DM: [defensively] Well, buying this car was not my idea and I never get to use it since Merrick took it over it's not fair, he said we could all use it

A steely glance from La Baronessa reduced him to a sulky, impotent silence.

SR: Nick, I expect you to take charge of the campaign; losing Earls Court to that ghastly Wade woman was the final straw.We need a strategy and we need it now

Silently the glass driver's partition slid open and they see "Lofty" Palmer's head descend from the sun roof and through to the assembled company in the back.
MP: Hello Team, what about these ideas?

Knowing that Lofty had been on The Apprentice they wait with bated breath.

MP: How about Cllr Moylan appearing on 'Celebrity Come Dancing' paired with La Baronessa, and our Dear Leader on 'Would I lie to you' on ITV 1" ?. With all my telly contacts I could fix it.
MC: But what would Moylan do?
MP: Well, I hear the I'm a Celebrity are considering moving to Thailand to shoot the next series?
DM: [Alan Rickman style] Shoot who?

Suddenly Cllr Marshall lets out a shriek, he just completed the second level on Tomb Raider.
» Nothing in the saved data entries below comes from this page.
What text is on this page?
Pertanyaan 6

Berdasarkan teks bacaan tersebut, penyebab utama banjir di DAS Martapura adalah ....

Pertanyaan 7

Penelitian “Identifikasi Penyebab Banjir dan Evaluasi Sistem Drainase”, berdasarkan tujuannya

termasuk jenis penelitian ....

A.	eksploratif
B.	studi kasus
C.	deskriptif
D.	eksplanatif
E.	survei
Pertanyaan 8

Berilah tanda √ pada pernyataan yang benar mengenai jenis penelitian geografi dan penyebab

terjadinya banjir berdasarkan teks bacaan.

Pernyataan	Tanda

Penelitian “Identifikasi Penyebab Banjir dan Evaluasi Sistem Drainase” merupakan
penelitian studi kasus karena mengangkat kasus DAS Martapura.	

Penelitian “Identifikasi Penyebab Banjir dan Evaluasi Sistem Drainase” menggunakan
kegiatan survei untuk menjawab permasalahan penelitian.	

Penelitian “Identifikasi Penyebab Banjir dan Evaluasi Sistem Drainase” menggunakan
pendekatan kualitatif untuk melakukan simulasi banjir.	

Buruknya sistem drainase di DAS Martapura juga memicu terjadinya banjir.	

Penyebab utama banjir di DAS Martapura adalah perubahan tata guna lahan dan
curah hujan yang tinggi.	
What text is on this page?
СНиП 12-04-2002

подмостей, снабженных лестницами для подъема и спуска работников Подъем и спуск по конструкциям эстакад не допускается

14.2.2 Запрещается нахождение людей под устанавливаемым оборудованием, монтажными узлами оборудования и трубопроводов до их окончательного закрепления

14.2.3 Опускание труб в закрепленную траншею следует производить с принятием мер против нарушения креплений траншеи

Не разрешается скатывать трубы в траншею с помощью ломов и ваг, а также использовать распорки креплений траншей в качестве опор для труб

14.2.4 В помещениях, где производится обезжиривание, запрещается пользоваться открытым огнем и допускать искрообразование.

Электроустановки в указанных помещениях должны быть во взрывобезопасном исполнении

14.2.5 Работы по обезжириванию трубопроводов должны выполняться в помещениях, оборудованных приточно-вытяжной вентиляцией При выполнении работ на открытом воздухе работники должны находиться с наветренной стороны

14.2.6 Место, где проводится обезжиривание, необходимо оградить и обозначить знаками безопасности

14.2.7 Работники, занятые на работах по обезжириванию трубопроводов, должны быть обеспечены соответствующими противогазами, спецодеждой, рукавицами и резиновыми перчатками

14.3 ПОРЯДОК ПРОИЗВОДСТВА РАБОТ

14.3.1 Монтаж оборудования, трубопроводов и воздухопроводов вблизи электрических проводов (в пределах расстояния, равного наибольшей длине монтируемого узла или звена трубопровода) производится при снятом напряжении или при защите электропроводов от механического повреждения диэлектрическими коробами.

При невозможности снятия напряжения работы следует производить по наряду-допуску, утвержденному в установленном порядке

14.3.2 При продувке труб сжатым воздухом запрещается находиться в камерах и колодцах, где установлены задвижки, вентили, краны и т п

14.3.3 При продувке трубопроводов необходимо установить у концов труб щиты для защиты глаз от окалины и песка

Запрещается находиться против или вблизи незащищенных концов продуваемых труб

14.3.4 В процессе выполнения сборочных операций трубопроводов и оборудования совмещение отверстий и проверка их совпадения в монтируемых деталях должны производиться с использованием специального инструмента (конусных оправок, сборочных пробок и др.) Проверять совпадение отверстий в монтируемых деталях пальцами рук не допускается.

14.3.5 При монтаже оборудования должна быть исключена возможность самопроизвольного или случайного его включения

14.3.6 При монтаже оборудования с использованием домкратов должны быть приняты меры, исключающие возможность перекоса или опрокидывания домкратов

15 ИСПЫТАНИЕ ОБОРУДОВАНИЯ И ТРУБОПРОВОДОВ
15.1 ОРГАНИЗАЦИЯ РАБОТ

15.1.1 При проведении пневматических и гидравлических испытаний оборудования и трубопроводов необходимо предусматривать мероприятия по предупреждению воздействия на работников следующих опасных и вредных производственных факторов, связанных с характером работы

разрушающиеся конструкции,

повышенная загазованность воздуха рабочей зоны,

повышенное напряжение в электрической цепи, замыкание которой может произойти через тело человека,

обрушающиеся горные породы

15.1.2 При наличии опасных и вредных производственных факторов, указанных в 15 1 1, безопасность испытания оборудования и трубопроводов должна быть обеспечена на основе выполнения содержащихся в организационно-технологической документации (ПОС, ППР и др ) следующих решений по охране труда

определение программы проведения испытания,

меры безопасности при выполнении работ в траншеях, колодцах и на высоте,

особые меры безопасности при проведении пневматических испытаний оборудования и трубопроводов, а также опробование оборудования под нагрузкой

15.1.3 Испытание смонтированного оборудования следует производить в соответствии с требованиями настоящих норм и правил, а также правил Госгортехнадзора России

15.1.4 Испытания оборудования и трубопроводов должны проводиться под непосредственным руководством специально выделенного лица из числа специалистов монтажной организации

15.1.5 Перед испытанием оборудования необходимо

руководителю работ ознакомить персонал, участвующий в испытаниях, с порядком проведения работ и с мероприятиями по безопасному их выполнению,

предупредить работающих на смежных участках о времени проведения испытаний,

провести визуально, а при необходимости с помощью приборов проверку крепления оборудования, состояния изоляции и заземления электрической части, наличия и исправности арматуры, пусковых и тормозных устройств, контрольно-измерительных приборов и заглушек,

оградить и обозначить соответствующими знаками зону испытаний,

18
Everyone: [to Cllr Marshall] Stupid boy

A voice-over then starts, and everyone looks at each other and then looks above them trying without success to locate the source
VO: Can La Baronessa and 'Nasty' Nick Paget-Brown rescue the Leadership from it's crisis. Will Lofty's ideas work and can Philbeach Residents Association run by Spalding's friend, Mr Jenks form a Danny Moylan Fan Club. What sort of people is La Baronessa going to invite to dynamise the Great Leader ? Tune in next time and find out...


WestEnders is filmed in front of an almost live audience, luckily none of them are voters in K&C.